Mais le vent semble avoir bel et bien tourné en Géorgie, un État traditionnellement républicain qui a créé la surprise en novembre en élisant Joe Biden à la présidence par une mince avance de 12 000 voix (0,2 % du suffrage). Les efforts de la communauté noire pour faire inscrire ses membres sur les listes électorales — des efforts menés notamment par Stacey Abrams, ex-candidate démocrate au poste de gouverneur de la Géorgie, et par les mouvements New Georgia Project et Fair Fight — pourraient avoir joué un rôle névralgique dans l’issue du vote.

Depuis l’élection de novembre, la Géorgie se trouve au cœur des attaques de Donald Trump contre l’intégrité du processus électoral. Lundi soir, face à la foule conquise d’avance qui scandait « Fight for Trump » sous d’immenses drapeaux américains accrochés à des grues, le président sortant avait d’ailleurs promis de revenir en Géorgie « dans un an et demi pour faire campagne contre [le] gouverneur et [le] secrétaire d’État », tous deux des républicains, mais qui ont refusé de renverser les résultats de la présidentielle à sa faveur.
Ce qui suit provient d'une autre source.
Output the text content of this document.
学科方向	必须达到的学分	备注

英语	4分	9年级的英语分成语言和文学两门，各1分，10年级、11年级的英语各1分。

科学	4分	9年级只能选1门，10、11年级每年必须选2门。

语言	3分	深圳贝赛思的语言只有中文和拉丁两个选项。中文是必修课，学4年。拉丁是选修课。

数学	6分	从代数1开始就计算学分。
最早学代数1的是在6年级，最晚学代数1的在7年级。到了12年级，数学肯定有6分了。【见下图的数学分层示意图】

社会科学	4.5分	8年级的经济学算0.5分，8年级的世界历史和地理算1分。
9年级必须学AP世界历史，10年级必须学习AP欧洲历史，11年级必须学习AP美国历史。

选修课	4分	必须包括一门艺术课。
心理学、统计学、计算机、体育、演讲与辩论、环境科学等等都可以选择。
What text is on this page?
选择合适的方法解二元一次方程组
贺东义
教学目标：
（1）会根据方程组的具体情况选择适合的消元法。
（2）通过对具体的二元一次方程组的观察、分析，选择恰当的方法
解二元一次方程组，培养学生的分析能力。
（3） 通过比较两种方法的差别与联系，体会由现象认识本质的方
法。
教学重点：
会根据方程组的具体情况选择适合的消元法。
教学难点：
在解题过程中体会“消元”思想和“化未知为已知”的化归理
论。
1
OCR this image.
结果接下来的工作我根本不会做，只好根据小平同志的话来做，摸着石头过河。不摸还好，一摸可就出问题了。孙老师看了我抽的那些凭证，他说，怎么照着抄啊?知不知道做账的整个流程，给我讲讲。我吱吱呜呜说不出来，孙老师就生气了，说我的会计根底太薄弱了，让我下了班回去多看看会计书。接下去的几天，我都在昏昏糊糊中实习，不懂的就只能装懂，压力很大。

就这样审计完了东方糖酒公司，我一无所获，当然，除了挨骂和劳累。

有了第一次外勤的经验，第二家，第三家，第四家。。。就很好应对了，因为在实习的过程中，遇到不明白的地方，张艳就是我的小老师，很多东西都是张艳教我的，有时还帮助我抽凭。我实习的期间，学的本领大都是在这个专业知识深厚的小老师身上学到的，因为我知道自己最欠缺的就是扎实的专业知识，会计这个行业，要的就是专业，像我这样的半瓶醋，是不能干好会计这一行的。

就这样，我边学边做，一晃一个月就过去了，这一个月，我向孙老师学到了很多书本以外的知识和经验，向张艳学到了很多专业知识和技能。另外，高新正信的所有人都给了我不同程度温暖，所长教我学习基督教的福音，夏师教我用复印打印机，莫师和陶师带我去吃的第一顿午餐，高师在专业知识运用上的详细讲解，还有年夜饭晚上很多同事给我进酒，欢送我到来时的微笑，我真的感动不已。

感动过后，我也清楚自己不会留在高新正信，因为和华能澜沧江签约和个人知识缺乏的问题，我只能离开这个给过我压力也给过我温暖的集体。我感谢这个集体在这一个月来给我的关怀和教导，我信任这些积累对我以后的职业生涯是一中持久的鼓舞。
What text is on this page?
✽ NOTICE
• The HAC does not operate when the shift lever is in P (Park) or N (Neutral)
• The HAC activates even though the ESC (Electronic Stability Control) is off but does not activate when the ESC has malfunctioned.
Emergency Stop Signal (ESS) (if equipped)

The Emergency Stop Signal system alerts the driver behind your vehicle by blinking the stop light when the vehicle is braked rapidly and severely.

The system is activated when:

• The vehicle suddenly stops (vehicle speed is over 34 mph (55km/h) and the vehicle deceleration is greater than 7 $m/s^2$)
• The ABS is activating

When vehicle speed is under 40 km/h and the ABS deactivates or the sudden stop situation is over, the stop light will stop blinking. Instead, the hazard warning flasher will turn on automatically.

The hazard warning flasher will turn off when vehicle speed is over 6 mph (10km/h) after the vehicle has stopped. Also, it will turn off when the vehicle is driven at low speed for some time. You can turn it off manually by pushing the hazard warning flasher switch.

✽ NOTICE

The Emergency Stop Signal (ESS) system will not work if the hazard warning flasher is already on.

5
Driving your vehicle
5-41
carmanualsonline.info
Le président s’était également dit amèrement déçu de la Cour suprême, instance à laquelle il a nommé trois juges conservateurs, mais qui n’est pas intervenue pour bloquer l’élection de Joe Biden. « La Cour suprême nous a abandonnés », a-t-il dit.

La possible double victoire démocrate en Géorgie — qui pourrait être confirmée dans la journée de mercredi — survient le jour même où le Congrès se réunit à Washington pour certifier la victoire de Joe Biden, un double camouflet pour Donald Trump.

Ce reportage a été financé grâce au soutien du Fonds de journalisme international Transat–Le Devoir.